Some e-commerce platforms like Shopee, which has operations in Southeast Asia, and HKTV Mall in Hong Kong provide data about ‘units sold’ at the SKU level. However, these platforms makeup only a fraction of the entire market, thus not fulfilling market share data computation.
A data-driven approach for getting online market share data
While most e-commerce platforms do not explicitly share the units sold for each SKU, they provide ratings and reviews for each SKU as they add credibility to the platform apart from influencing purchase decisions.
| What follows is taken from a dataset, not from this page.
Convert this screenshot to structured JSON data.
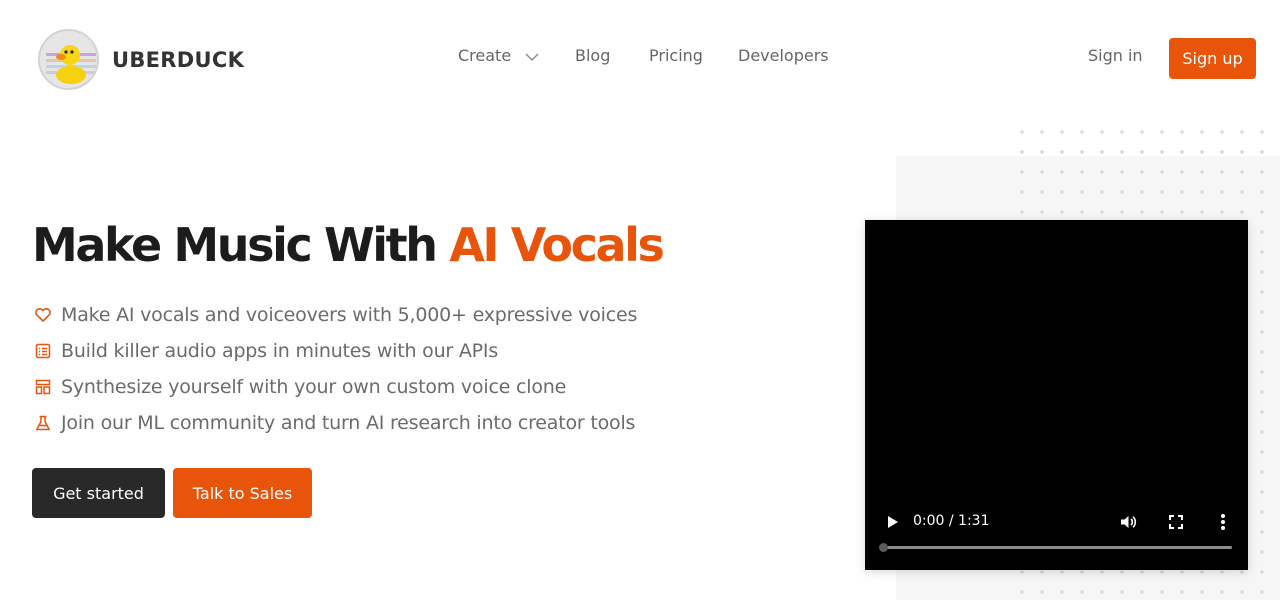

With the hypothesis that customer ratings and reviews can be used as a proxy to units sold, we started analyzing data in the geography of Indonesia. The logic behind the usage of customer reviews was that more sales trigger more reviews and more reviews convince more users to buy products.
During our analysis of e-commerce products in Indonesia, we saw a strong correlation between monthly new units and monthly new reviews. As illustrated in the following graph, the correlation between new units sold and new reviews is very strong (as indicated by an R-square of 75%).
As we roll up to brand level, correlation strengthens further, as indicated by a higher R-square of 95%, due to reduced fluctuations in new units sold and new reviews.
Conclusions
Such strong correlations between reviews and units sold to justify the hypothesis that ratings and reviews help quantify market share in a given category. Additionally, reviews explain why a brand is leading or trailing competitors. Finding such root causes helps brands decide the actions they need to take to improve their market share.
At SetuServ we use our proprietary machine-learning algorithm to find such root causes from large amounts of e-commerce data across multiple geographies.